弁護士が教える従業員トラブル 予防と解決のコツ(労災・ハラスメント編)

開催日時:
2019年04月16日
セミナー分類:
企業法務
主催:
埼玉県の損害保険代理店様
講師:
三井 伸容 三井 伸容のプロフィール
開催会場:
越谷商工会議所

弁護士が教える従業員トラブル 予防と解決のコツ(労災・ハラスメント編)

セミナー報告

損害保険代理店様主催で埼玉県内の事業主様向けに人事労務のセミナーを行いました。リスクコンサルティングの観点から主に以下の内容を解説しました。

1 最近のトピック
(1)残業代請求のための労働時間記録アプリの登場
(2)人手不足倒産が増加
2 労働トラブルの対策の必要性
(1)労働トラブルによる賠償リスク
(2)報道、公表、弁護士やユニオン等の情報発信による風評リスク
(3)人手不足リスク(人が集まらない、定着しない)
3 いざというときに備えた「労災と損害賠償」の話
(1)「労災と損害賠償」に関する基礎知識
高額の損害賠償請求が認められた裁判例のご紹介
(2)最新事例、判例等を踏まえた最近の労災トラブルの傾向
①近時の脳・心臓疾患、精神障害等の労災の発生状況
脳・心臓疾患や精神疾患など、重大な結果に結び付く労災申請及び認定件数が増加傾向。賠償額も高額化。
(要因)労働市場の流動化・働き方の多様化、労働者の権利意識・法的知識の向上、労災認定基準の明確化、弁護士へのアクセスの容易化など
②労働者はなぜ労災申請するのか(労災認定による労働者側のメリット)
補償の支給がされること、雇用主への責任追及が容易化、解雇制限など

関連情報

4 これだけは知っておきたい! 職場のハラスメント問題
(1)セクハラ、パワハラなどの職場のハラスメント問題の基礎知識
①ハラスメントに関する最近のトピック
②総合労働相談コーナーでも「いじめ・いやがらせ」の相談が近似増加傾向
③パワハラ・セクハラ・マタハラに関する基礎知識
(2)最新事例、判例等を踏まえた最近のハラスメントトラブルの傾向

5 近時の傾向を踏まえた労災、ハラスメント等の従業員トラブルの対処法
(1)労災
①労災隠しの危険性
②事故状況の証拠化の重要性
③被災者及びその家族対応での注意点
④労災が多い業界
⑤補償が労災保険だけで不十分であること(労災上乗せ保険、雇用慣行賠償責任保険の重要性)
(2)ハラスメント
①ハラスメントが発生した場合の法的責任、賠償金の額、内訳
②会社が行うべき対応(事実調査、処分・対応時の注意点)

本セミナーに関連する質問と回答

Q パワハラとは何ですか?
A 正式にはパワーハラスメントといいます。パワーハラスメントとは、職場において行われる①優越的な関係を背景とした言動であって、②業務上必要かつ相当な範囲を超えたものにより、③労働者の就業環境が害されるものです。

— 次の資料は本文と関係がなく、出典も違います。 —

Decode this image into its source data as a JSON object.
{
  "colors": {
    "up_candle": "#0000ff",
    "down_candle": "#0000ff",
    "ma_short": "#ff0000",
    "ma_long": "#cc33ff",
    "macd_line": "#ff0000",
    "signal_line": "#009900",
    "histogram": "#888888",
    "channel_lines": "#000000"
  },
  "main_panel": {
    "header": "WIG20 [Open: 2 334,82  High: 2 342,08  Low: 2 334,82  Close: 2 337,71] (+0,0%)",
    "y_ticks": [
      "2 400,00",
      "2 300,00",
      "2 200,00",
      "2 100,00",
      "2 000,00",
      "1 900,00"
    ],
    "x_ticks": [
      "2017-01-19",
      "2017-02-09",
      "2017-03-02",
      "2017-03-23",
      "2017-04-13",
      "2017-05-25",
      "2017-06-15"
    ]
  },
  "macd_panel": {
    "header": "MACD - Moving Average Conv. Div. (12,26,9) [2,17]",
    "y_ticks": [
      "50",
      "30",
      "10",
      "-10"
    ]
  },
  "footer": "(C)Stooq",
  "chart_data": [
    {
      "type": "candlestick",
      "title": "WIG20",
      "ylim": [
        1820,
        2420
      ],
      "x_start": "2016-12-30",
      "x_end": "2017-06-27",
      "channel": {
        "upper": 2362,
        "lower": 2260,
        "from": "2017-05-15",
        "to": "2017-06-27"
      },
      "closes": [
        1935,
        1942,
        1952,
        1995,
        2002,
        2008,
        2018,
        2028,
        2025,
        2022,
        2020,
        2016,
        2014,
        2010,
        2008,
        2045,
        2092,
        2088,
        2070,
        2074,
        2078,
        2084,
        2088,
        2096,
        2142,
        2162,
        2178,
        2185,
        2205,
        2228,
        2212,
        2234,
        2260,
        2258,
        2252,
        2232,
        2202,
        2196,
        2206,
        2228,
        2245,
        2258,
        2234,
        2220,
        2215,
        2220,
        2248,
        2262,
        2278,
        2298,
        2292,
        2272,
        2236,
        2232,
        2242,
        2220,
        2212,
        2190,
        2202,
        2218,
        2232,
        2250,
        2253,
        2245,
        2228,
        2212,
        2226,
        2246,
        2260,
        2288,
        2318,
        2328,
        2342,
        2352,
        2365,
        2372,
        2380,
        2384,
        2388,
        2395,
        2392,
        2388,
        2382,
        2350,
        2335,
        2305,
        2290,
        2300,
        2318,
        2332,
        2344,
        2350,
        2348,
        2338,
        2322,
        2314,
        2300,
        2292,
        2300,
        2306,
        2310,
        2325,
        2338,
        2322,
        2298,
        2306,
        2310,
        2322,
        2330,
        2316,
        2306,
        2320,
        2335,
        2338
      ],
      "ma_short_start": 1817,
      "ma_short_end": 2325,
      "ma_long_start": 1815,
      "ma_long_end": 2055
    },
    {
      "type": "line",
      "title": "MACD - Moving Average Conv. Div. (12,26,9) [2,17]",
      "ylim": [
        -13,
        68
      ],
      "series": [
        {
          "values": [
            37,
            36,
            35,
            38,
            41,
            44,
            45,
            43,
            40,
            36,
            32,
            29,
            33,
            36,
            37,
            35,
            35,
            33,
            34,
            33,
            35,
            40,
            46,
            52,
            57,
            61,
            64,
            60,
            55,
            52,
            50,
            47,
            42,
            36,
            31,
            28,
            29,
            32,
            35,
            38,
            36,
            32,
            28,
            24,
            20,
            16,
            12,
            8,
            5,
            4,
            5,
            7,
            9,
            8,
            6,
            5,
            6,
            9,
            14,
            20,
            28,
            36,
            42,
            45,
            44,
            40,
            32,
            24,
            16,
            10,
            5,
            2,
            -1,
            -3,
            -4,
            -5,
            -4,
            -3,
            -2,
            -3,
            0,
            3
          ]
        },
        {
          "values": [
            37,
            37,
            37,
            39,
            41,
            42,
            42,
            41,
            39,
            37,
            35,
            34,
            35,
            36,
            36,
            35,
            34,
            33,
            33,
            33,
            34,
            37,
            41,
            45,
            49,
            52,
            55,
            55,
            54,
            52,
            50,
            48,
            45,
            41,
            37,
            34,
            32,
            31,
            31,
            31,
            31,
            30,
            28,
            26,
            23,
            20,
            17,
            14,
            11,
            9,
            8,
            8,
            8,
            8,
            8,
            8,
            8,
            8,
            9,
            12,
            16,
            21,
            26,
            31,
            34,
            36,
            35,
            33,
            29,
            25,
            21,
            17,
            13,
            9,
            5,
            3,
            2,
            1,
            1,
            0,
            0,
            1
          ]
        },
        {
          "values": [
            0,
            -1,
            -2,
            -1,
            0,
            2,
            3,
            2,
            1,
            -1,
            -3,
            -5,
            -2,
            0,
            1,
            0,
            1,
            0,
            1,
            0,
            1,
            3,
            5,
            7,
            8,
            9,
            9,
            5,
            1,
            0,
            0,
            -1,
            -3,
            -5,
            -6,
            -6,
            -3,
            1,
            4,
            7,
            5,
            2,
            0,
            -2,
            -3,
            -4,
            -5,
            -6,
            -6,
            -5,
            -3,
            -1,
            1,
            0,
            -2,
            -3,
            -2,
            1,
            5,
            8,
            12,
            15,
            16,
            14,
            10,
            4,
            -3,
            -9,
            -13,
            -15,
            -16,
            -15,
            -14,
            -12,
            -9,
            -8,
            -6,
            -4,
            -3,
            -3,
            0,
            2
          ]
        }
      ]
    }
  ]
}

客観的にみて、業務上必要かつ相当な範囲で行われる適正な業務指示や指導はパワーハラスメントには該当しません。管理職が過度に委縮しすぎないことが重要です。

Q パワハラが起きた場合、会社はどうなりますか?
A 会社内部の問題にとどまらず、民事上の責任や、公法上の責任を問われる可能性があります。業務とハラスメントの関係性が極めて薄いような例外的な場合でない限り、加害者だけではなく、その雇用主である会社も損害賠償責任を負います。

会社としてハラスメントを防止できなかったことにつき、会社独自の損害賠償責任を
負う場合もあります。

ハラスメントに関する各種法令上の体制整備等ができていない場合、当該違反に関する行政指導等を受けるおそれもあります。